Les Etats membres ne pourront faire l’économie d’une véritable réflexion visant à réviser l’esprit et la forme de politiques d’immigration qui, d’inefficaces en termes de sécurité et inadaptées au développement des sociétés, pourraient se révéler de plus en plus préjudiciables aux intérêts européens.

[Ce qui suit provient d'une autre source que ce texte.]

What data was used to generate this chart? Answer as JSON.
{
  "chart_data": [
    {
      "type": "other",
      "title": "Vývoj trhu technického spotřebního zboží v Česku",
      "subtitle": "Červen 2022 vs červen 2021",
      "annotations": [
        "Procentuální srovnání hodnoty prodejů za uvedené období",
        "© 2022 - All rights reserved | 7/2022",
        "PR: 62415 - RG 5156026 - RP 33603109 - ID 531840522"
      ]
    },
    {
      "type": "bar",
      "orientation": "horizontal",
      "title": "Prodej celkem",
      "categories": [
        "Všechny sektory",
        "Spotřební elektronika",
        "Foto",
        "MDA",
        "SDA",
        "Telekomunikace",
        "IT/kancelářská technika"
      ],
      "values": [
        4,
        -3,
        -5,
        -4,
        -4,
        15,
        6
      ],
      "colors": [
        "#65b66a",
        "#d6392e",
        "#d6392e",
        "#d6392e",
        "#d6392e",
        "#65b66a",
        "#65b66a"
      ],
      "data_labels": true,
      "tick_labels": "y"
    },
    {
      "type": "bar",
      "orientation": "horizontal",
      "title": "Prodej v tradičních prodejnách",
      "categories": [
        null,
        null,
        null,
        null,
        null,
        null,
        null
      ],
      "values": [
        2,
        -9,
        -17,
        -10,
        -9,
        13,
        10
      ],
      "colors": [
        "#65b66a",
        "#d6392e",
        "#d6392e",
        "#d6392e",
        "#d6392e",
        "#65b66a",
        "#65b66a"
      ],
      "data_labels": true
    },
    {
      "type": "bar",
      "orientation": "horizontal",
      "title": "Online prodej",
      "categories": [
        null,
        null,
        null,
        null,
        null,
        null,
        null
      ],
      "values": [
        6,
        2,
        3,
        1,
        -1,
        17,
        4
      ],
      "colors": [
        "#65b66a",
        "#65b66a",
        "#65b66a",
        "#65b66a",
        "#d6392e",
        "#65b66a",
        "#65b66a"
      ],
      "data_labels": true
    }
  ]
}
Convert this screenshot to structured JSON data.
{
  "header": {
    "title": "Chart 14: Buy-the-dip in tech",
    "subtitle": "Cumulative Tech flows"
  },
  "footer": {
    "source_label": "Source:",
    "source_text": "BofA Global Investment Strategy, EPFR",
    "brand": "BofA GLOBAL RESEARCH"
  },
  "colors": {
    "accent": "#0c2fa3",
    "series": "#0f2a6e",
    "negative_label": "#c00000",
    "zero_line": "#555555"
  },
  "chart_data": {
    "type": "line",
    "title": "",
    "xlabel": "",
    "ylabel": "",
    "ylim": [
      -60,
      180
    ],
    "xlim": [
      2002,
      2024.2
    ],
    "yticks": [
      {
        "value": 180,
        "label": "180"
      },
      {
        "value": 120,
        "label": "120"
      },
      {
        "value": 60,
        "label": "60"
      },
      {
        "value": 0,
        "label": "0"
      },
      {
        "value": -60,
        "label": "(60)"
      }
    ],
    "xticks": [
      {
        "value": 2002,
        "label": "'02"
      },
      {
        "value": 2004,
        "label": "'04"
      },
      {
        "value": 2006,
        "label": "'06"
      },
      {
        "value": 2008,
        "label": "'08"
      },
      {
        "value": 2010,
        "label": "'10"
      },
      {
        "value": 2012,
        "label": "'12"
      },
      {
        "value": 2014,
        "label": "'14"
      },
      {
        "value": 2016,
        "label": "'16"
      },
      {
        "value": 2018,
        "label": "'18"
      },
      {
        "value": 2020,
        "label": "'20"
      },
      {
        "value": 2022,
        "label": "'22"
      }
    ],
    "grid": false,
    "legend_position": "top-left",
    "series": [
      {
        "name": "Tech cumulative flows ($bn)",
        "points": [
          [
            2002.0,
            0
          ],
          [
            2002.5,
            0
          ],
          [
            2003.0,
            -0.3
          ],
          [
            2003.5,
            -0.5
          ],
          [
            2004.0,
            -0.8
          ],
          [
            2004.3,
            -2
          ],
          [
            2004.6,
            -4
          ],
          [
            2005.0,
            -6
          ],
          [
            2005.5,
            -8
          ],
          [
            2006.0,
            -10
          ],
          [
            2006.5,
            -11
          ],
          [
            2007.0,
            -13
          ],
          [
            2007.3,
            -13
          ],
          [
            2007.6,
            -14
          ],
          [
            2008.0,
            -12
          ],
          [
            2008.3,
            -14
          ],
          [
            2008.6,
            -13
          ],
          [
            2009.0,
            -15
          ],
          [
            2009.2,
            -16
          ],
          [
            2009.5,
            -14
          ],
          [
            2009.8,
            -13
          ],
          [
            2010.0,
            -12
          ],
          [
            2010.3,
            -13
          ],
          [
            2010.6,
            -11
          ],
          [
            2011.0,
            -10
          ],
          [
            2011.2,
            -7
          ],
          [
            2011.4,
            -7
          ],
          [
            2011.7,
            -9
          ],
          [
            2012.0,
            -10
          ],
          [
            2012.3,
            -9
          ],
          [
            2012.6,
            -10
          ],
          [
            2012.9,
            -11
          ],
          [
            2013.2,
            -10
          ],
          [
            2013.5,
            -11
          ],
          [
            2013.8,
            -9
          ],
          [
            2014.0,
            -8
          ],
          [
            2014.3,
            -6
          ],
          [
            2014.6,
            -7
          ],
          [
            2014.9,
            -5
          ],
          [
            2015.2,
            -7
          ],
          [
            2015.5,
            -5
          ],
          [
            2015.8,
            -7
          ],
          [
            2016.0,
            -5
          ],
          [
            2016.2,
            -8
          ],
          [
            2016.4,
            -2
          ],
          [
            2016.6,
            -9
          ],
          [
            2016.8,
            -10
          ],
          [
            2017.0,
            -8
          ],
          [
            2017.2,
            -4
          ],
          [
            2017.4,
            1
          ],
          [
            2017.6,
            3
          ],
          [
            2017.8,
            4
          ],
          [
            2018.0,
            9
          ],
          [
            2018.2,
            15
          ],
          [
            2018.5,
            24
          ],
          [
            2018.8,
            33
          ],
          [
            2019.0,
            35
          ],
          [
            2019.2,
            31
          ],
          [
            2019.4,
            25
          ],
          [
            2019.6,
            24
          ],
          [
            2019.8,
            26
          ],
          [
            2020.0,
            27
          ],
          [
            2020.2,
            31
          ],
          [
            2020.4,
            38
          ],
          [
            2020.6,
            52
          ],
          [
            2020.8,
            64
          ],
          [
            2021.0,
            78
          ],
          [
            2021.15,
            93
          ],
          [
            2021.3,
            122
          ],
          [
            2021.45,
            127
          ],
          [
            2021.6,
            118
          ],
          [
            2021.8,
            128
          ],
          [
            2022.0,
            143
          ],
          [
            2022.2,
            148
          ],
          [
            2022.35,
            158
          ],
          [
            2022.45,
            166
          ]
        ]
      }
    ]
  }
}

Pour l’heure, l’UE se doit de s’impliquer «territorialement» en Méditerranée et de partager les conséquences des changements à ses frontières. La Commission européenne propose, dans sa communication du 24 mai, de procéder à la réinstallation, dans l’UE, du plus grand nombre possible de personnes en besoin de protection et d’adopter un programme conjoint à cette fin. Cette suggestion paraît bienvenue au regard du nombre de personnes ayant fui la Libye et ne pouvant rentrer dans leur pays ni rester en Tunisie, en Egypte ou au Niger où les tensions sont déjà fortes et constituent une menace pour leur stabilité. Des mesures à plus court terme devraient également être envisagées pour mettre fin à l’hécatombe en Méditerranée et démontrer une solidarité vis-à-vis des voisins nord-africains, tout en restaurant la solidarité intra-européenne.
L’UE pourrait user des instruments dont elle dispose: activer la protection temporaire pour accueillir rapidement les personnes en besoin de protection et les répartir entre les Etats membres ; assurer l’acheminement vers le territoire européen ; intégrer les moyens de Frontex à cette fin ; utiliser le nouveau Bureau européen d’appui en matière d’asile (BEA) pour accompagner les procédures en Europe. Ces événements sont l’occasion pour l’UE de montrer que la mise en place d’un Système d’Asile Européen Commun (SAEC) basé sur les plus hauts standards de protection d’ici 2012 ne s’accompagne pas d’une impossibilité d’atteindre le territoire européen.
L’avenir de l’Europe se joue aujourd’hui dans son voisinage méridional comme il se jouait hier dans son voisinage oriental lorsque l’Union fit le choix de la raison et de la solidarité pour assurer sa stabilité et son avenir.
Par Delphine Perrin, chercheure à l’Institut universitaire européen de Florence.